Naveen Jaggi, President Retail Advisory Services, for industrial real estate firm JLL commented that the May 2022 retail sales showed consumers were more concerned about the high inflation pressures, which could account for the slight month over month dip.

“However, consumers are continuing a return to the office, summer travel plans are beginning, and the excitement continues to grow for warmer weather, so we can expect a rise in retail sales to pick back up over the course of the next couple months,” said Jaggi. “As consumers emerge from pandemic-related restrictions and summer has officially kicked-off, they crave experiential dining more than ever.
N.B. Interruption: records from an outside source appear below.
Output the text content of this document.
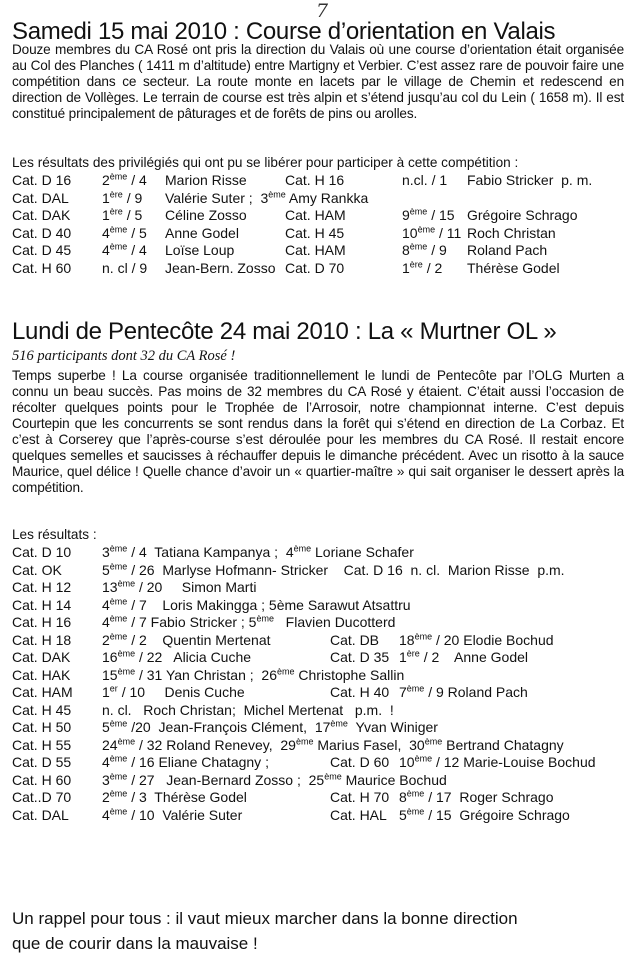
7
Samedi 15 mai 2010 : Course d’orientation en Valais
Douze membres du CA Rosé ont pris la direction du Valais où une course d’orientation était organisée au Col des Planches ( 1411 m d’altitude) entre Martigny et Verbier. C’est assez rare de pouvoir faire une compétition dans ce secteur. La route monte en lacets par le village de Chemin et redescend en direction de Vollèges. Le terrain de course est très alpin et s’étend jusqu’au col du Lein ( 1658 m). Il est constitué principalement de pâturages et de forêts de pins ou arolles.
Les résultats des privilégiés qui ont pu se libérer pour participer à cette compétition :
Cat. D 16 2ème / 4 Marion Risse	Cat. H 16	n.cl. / 1 Fabio Stricker  p. m.
Cat. DAL 1ère / 9 Valérie Suter ;  3ème Amy Rankka
Cat. DAK 1ère / 5 Céline Zosso	Cat. HAM	9ème / 15 Grégoire Schrago
Cat. D 40 4ème / 5 Anne Godel	Cat. H 45	10ème / 11 Roch Christan
Cat. D 45 4ème / 4 Loïse Loup	Cat. HAM	8ème / 9 Roland Pach
Cat. H 60 n. cl / 9 Jean-Bern. Zosso Cat. D 70	1ère / 2 Thérèse Godel
Lundi de Pentecôte 24 mai 2010 : La « Murtner OL »
516 participants dont 32 du CA Rosé !
Temps superbe ! La course organisée traditionnellement le lundi de Pentecôte par l’OLG Murten a connu un beau succès. Pas moins de 32 membres du CA Rosé y étaient. C’était aussi l’occasion de récolter quelques points pour le Trophée de l’Arrosoir, notre championnat interne. C’est depuis Courtepin que les concurrents se sont rendus dans la forêt qui s’étend en direction de La Corbaz. Et c’est à Corserey que l’après-course s’est déroulée pour les membres du CA Rosé. Il restait encore quelques semelles et saucisses à réchauffer depuis le dimanche précédent. Avec un risotto à la sauce Maurice, quel délice ! Quelle chance d’avoir un « quartier-maître » qui sait organiser le dessert après la compétition.
Les résultats :
Cat. D 10 3ème / 4  Tatiana Kampanya ;  4ème Loriane Schafer
Cat. OK	5ème / 26  Marlyse Hofmann- Stricker    Cat. D 16  n. cl.  Marion Risse  p.m.
Cat. H 12 13ème / 20     Simon Marti
Cat. H 14 4ème / 7    Loris Makingga ; 5ème Sarawut Atsattru
Cat. H 16 4ème / 7 Fabio Stricker ; 5ème   Flavien Ducotterd
Cat. H 18 2ème / 2    Quentin Mertenat	Cat. DB 18ème / 20 Elodie Bochud
Cat. DAK 16ème / 22   Alicia Cuche	Cat. D 35 1ère / 2    Anne Godel
Cat. HAK 15ème / 31 Yan Christan ;  26ème Christophe Sallin
Cat. HAM 1er / 10     Denis Cuche	Cat. H 40 7ème / 9 Roland Pach
Cat. H 45 n. cl.   Roch Christan;  Michel Mertenat   p.m.  !
Cat. H 50 5ème /20  Jean-François Clément,  17ème  Yvan Winiger
Cat. H 55 24ème / 32 Roland Renevey,  29ème Marius Fasel,  30ème Bertrand Chatagny
Cat. D 55 4ème / 16 Eliane Chatagny ;	Cat. D 60 10ème / 12 Marie-Louise Bochud
Cat. H 60 3ème / 27   Jean-Bernard Zosso ;  25ème Maurice Bochud
Cat..D 70 2ème / 3  Thérèse Godel	Cat. H 70 8ème / 17  Roger Schrago
Cat. DAL 4ème / 10  Valérie Suter	Cat. HAL 5ème / 15  Grégoire Schrago
Un rappel pour tous : il vaut mieux marcher dans la bonne direction
que de courir dans la mauvaise !
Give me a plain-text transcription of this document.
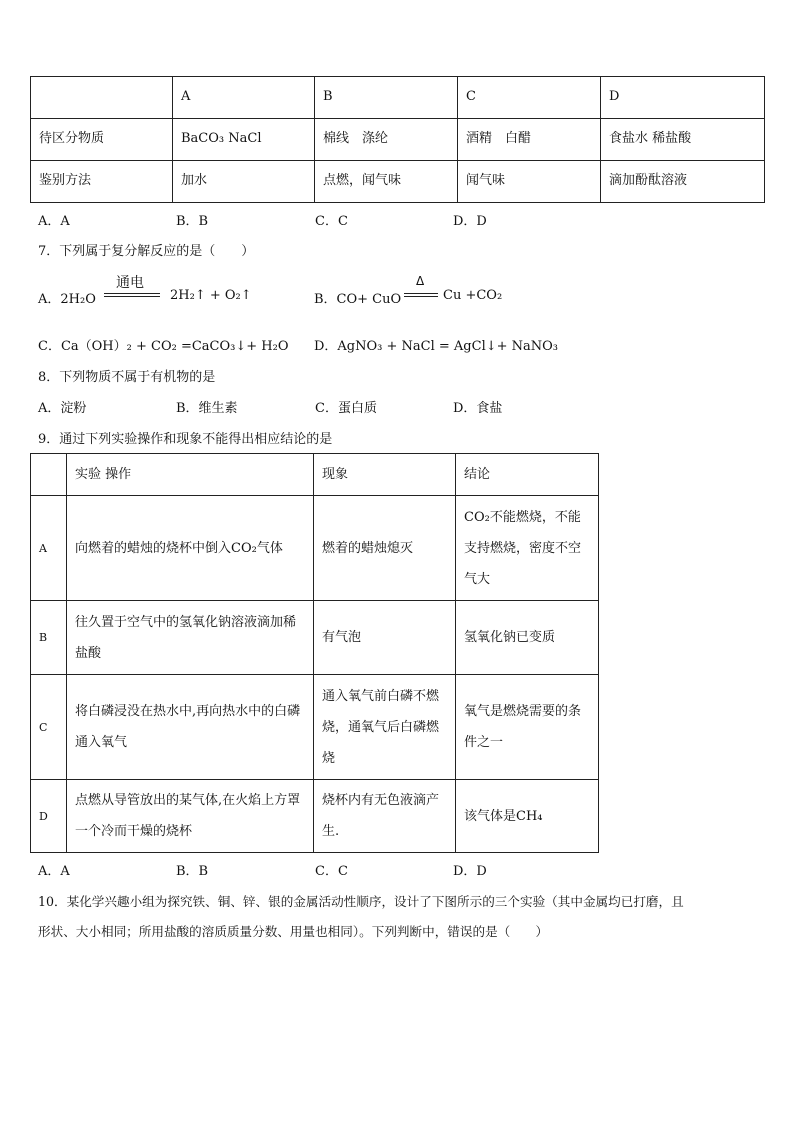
	A	B	C	D
待区分物质	BaCO₃ NaCl	棉线　涤纶	酒精　白醋	食盐水 稀盐酸
鉴别方法	加水	点燃，闻气味	闻气味	滴加酚酞溶液
A．A	B．B	C．C	D．D
7．下列属于复分解反应的是（　　）
A．2H₂O
通电
2H₂↑ + O₂↑	B．CO+ CuO
Δ
Cu +CO₂
C．Ca（OH）₂ + CO₂ =CaCO₃↓+ H₂O D．AgNO₃ + NaCl = AgCl↓+ NaNO₃
8．下列物质不属于有机物的是
A．淀粉	B．维生素	C．蛋白质	D．食盐
9．通过下列实验操作和现象不能得出相应结论的是
	实验 操作	现象	结论
A	向燃着的蜡烛的烧杯中倒入CO₂气体	燃着的蜡烛熄灭	CO₂不能燃烧，不能支持燃烧，密度不空气大
B	往久置于空气中的氢氧化钠溶液滴加稀盐酸	有气泡	氢氧化钠已变质
C	将白磷浸没在热水中,再向热水中的白磷通入氧气	通入氧气前白磷不燃烧，通氧气后白磷燃烧	氧气是燃烧需要的条件之一
D	点燃从导管放出的某气体,在火焰上方罩一个冷而干燥的烧杯	烧杯内有无色液滴产生.	该气体是CH₄
A．A	B．B	C．C	D．D
10．某化学兴趣小组为探究铁、铜、锌、银的金属活动性顺序，设计了下图所示的三个实验（其中金属均已打磨，且
形状、大小相同；所用盐酸的溶质质量分数、用量也相同）。下列判断中，错误的是（　　）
Food services & drinking places saw a 17.5 percent increase YOY, which is impressive considering the restaurant segment took a huge hit during the pandemic. Restaurants are continuing their outdoor dining concept, creating a fun social and safe atmosphere for consumers. Consumers are craving social experiences, hence the rebirth of the ‘eatertainment’ concept, combining food, liquor, music and games in restaurant setting, and this concept saw a traffic surge 22 percent from April 2019 levels and more than 36 percent YOY, as stated in the JLL Q1 Outlook report.”